Several differential diagnoses for BBDS have already been discussed elsewhere [Scott et al., 2014]: other FGFR2-related disorders, campomelic dysplasia (SOX9 gene), Antley–Bixler syndrome (POR gene), otopalatodigital disorders (FLNA gene), osteoglophonic dysplasia (FGFR1 gene), Cole–Carpenter syndrome (unknown gene), and thanatophoric dysplasia type 1 (FGFR3 gene). In addition, other conditions seem relevant differential diagnoses. Among the diagnoses comprising hypomineralization, some have additional features overlapping with BBDS: bent bones can be found in fetal Hypophosphatasia while hypoplasia of the clavicles, pubis, and ischia are observed in Cleidocranial dysostosis. However, the characteristic facial dysmorphism of BBDS can easily help to rule out these diagnoses. Furthermore, platyspondyly is observed in fetal cases of Hypophosphatasia but seem to be absent in BBDS. In our case, the first hypothesis regarding the craniofacial dysmorphism and the skeletal dysplasia was Raine syndrome (MIM 259775). This lethal osteosclerosis bone dysplasia is a rare autosomal recessive disorder due to mutations in FAM20C gene on 7p22.3 [Faundes et al., 2014]. It is characterized by a generalized osteosclerosis with a periostic ossification, and bowing of the long bones can be observed. The craniofacial dysmorphism associates a large anterior fontanel, an exorbitism, a short nose with depressed nasal bridge, a mid-face hypoplasia responsible for choanal stenosis, or atresia. These facial features are strikingly similar to BBDS. X-rays usually show generalized osteosclerosis but sometimes focal with a periostic bone formation. The osteosclerosis and the absence of bent bones may help to differentiate Raine syndrome from BBDS where the mineralization is diminished (especially marked for the skull). Furthermore, intracranial calcifications and elevation of serum alkaline phosphatase are frequently observed in Raine syndrome, these findings being absent in BBDS. Based on this first diagnosis hypothesis, sequencing of FAM20C was performed in our case, revealing no mutation in the coding regions.

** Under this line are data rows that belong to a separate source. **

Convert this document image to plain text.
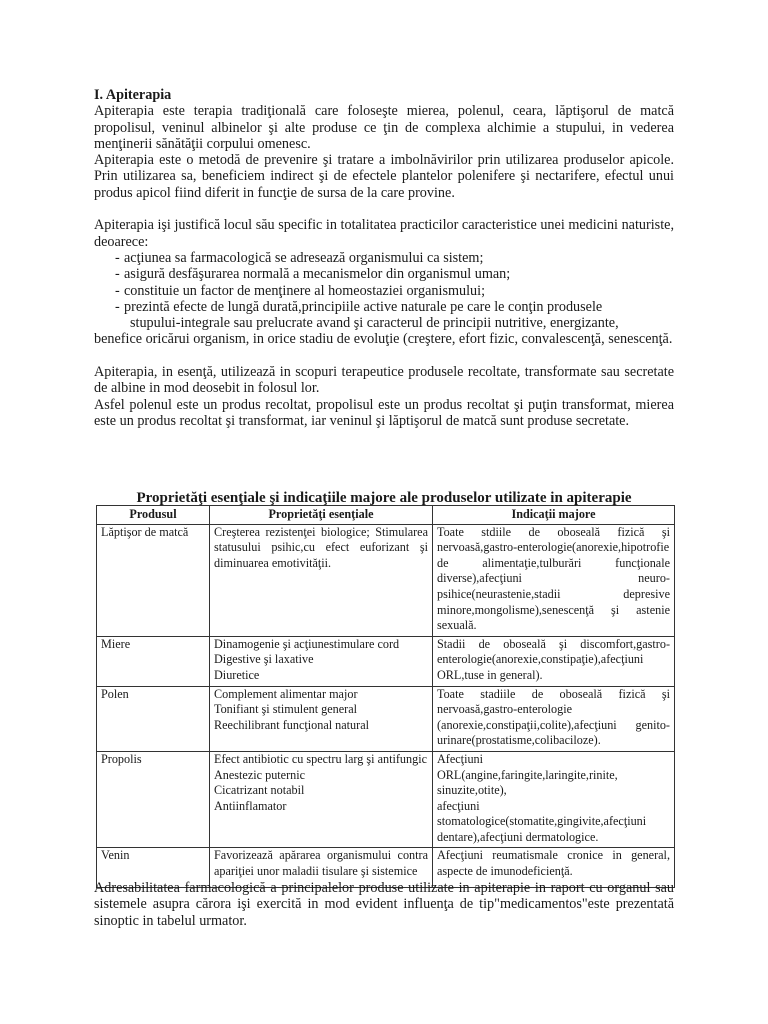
I. Apiterapia

Apiterapia este terapia tradiţională care foloseşte mierea, polenul, ceara, lăptişorul de matcă propolisul, veninul albinelor şi alte produse ce ţin de complexa alchimie a stupului, in vederea menţinerii sănătăţii corpului omenesc.

Apiterapia este o metodă de prevenire şi tratare a imbolnăvirilor prin utilizarea produselor apicole. Prin utilizarea sa, beneficiem indirect şi de efectele plantelor polenifere şi nectarifere, efectul unui produs apicol fiind diferit in funcţie de sursa de la care provine.

Apiterapia işi justifică locul său specific in totalitatea practicilor caracteristice unei medicini naturiste, deoarece:

- acţiunea sa farmacologică se adresează organismului ca sistem;
- asigură desfăşurarea normală a mecanismelor din organismul uman;
- constituie un factor de menţinere al homeostaziei organismului;
- prezintă efecte de lungă durată,principiile active naturale pe care le conţin produsele
stupului-integrale sau prelucrate avand şi caracterul de principii nutritive, energizante,
benefice oricărui organism, in orice stadiu de evoluţie (creştere, efort fizic, convalescenţă, senescenţă.

Apiterapia, in esenţă, utilizează in scopuri terapeutice produsele recoltate, transformate sau secretate de albine in mod deosebit in folosul lor.

Asfel polenul este un produs recoltat, propolisul este un produs recoltat şi puţin transformat, mierea este un produs recoltat şi transformat, iar veninul şi lăptişorul de matcă sunt produse secretate.

Proprietăţi esenţiale şi indicaţiile majore ale produselor utilizate in apiterapie

Produsul	Proprietăţi esenţiale	Indicaţii majore
Lăptişor de matcă	Creşterea rezistenţei biologice; Stimularea statusului psihic,cu efect euforizant şi diminuarea emotivităţii.	Toate stdiile de oboseală fizică şi nervoasă,gastro-enterologie(anorexie,hipotrofie de alimentaţie,tulburări funcţionale diverse),afecţiuni neuro-psihice(neurastenie,stadii depresive minore,mongolisme),senescenţă şi astenie sexuală.
Miere	Dinamogenie şi acţiunestimulare cord
Digestive şi laxative
Diuretice	Stadii de oboseală şi discomfort,gastro-enterologie(anorexie,constipaţie),afecţiuni ORL,tuse in general).
Polen	Complement alimentar major
Tonifiant şi stimulent general
Reechilibrant funcţional natural	Toate stadiile de oboseală fizică şi nervoasă,gastro-enterologie (anorexie,constipaţii,colite),afecţiuni genito-urinare(prostatisme,colibaciloze).
Propolis	Efect antibiotic cu spectru larg şi antifungic
Anestezic puternic
Cicatrizant notabil
Antiinflamator	Afecţiuni
ORL(angine,faringite,laringite,rinite, sinuzite,otite),
afecţiuni
stomatologice(stomatite,gingivite,afecţiuni dentare),afecţiuni dermatologice.

Venin	Favorizează apărarea organismului contra apariţiei unor maladii tisulare şi sistemice	Afecţiuni reumatismale cronice in general, aspecte de imunodeficienţă.

Adresabilitatea farmacologică a principalelor produse utilizate in apiterapie in raport cu organul sau sistemele asupra cărora işi exercită in mod evident influenţa de tip"medicamentos"este prezentată sinoptic in tabelul urmator.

BBDS is a rare and recently described skeletal dysplasia, still under-recognized by the radiologists, and geneticists specialized in constitutional bone diseases. Reviewing of the clinical and skeletal features may help the diagnosis, which can be easily confirmed by sequencing of FGFR2. This is of importance for the genetic counseling as this condition occurs de novo, while some differential diagnoses may be associated with a recurrence risk.